Monday, 25 September 2017

Goodbye #Cassini mission, bats and heavy lifting, and #SotM Michele Dougherty with @smrolfe






A summary of the Radio Verulam West Herts Drivetime Science Feature broadcast 25/09/2017 5:30-6:00 pm BST


Goodbye Cassini

Michele Dougherty remembers the launch: "I thought, it's going to be exciting. I gave the impression I knew what I was doing but I didn't. When it finally happened [launched] and you're standing there and you're watching this thing go up, the ground shakes and you're standing there, thinking, I hope it's going to be OK, I hope it's going to be - and your heart is in your mouth. It really is."

What do we know now (only a small portion!)?
The rings: the Voyager probes did a fly-by of Saturn in 1980 and 1981, returning pictures that suggested there were around 10,000 rings, Cassini has returned data suggesting there are actually millions, with complex structures such as clumps, holes and gaps.

The rings are probably younger than previously expected - during the final orbits of the Cassini craft it passed between the rings and the upper atmosphere of Saturn and was able to take measurements of the rings to resolve this. If the rings are less massive than previously thought this means that they are younger, perhaps as young as 100 million years, and that means we are seeing Saturn at a special time, the rings as we know them weren't always like this, or may not have existed at all for large periods of the history of the Solar System.


Saturn and its rings

Cassini discovered 7 of Saturn's 62 known moons (Polydeuces, Pallene, Methone, Daphnis, Anthe, Aegaeon, S/2009 S 1)
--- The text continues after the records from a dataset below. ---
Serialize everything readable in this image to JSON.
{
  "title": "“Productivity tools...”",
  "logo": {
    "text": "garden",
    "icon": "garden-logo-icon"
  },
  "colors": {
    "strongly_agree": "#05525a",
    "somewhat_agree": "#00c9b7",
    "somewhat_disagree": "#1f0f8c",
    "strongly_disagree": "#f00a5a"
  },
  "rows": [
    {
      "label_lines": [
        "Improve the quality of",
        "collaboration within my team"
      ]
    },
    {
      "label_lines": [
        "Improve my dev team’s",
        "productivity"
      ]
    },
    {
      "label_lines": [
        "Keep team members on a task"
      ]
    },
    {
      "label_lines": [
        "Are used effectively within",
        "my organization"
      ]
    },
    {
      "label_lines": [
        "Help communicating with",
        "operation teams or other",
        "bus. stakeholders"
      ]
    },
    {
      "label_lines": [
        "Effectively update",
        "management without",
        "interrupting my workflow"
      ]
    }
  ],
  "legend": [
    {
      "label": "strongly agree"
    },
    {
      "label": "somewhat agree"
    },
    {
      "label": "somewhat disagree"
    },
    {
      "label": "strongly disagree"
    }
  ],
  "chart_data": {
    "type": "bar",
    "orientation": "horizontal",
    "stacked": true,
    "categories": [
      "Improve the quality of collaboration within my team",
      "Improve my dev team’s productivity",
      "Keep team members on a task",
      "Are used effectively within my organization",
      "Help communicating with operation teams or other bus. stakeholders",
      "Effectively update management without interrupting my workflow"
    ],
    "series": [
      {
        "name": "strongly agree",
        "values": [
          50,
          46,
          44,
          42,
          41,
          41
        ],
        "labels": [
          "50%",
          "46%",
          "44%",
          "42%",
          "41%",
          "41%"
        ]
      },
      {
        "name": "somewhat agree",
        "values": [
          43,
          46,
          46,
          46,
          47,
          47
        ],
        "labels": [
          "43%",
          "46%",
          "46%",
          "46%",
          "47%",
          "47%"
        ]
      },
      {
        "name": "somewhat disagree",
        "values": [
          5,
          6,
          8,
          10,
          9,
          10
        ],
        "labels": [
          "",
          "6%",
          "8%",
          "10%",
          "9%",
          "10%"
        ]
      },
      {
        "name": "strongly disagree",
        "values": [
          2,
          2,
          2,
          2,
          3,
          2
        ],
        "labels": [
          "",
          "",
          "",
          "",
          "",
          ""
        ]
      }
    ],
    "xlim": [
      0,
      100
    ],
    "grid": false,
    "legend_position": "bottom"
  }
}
Titan: The only moon with a substantial atmosphere. Discovered the first known 'rain' outside of the Earth - radar observations a few weeks apart showed methane showers had soaked the surface, but then evaporated. The Huygens lander took images showing networks of streams and rivers, leading into lakes and seas of liquid methane.












News in short: Bats collide with windows
Because bats did not evolve with smooth surfaces such as glass windows, their echo location doesn't work, they
don't receive the reflected signal and this can cause them to think it is a gap and fly into it. Imagine shining a
torch on to a mirror - you would only see the reflection if you are directly in front of it or very close to it.

News in short: Wearable sensors to help save your back
Pressure-sensing insoles were designed by scientists at the University of Quebec to monitor how participants distributed their weight when they lifted heavy items. This was combined with a hat-mounted accelerometer to track how they moved. An algorithm was able judge participant's posture correctly 95 % of the time and hence whether they were lifting correctly or incorrectly.



Sources: New Scientist magazine, 16th Sept 2017; http://www.bbc.co.uk/news/science-environment-41091333





Scientist of the Month
Michele Dougherty

Michele Dougherty

Michele worked on the Cassini mission, as well as the Ulysses and Galileo missions.
Discovered the atmosphere around Enceledus!
For more on Michele's career please see:

https://en.wikipedia.org/wiki/Michele_Dougherty






Night Sky this month


Just passed through Autumn Equinox (22nd Sept), so nights are getting longer.

Orionids Meteor Shower, 21-22nd Oct, "The shower runs annually from October 2 to November 7. It peaks this year on the night of October 21 and the morning of October 22. The crescent moon will set early in the evening leaving dark skies for what should be a good show. Best viewing will be from a dark location after midnight." Approximately 20 meteors per hour at the peak, as a result of material left behind by Halley's comet.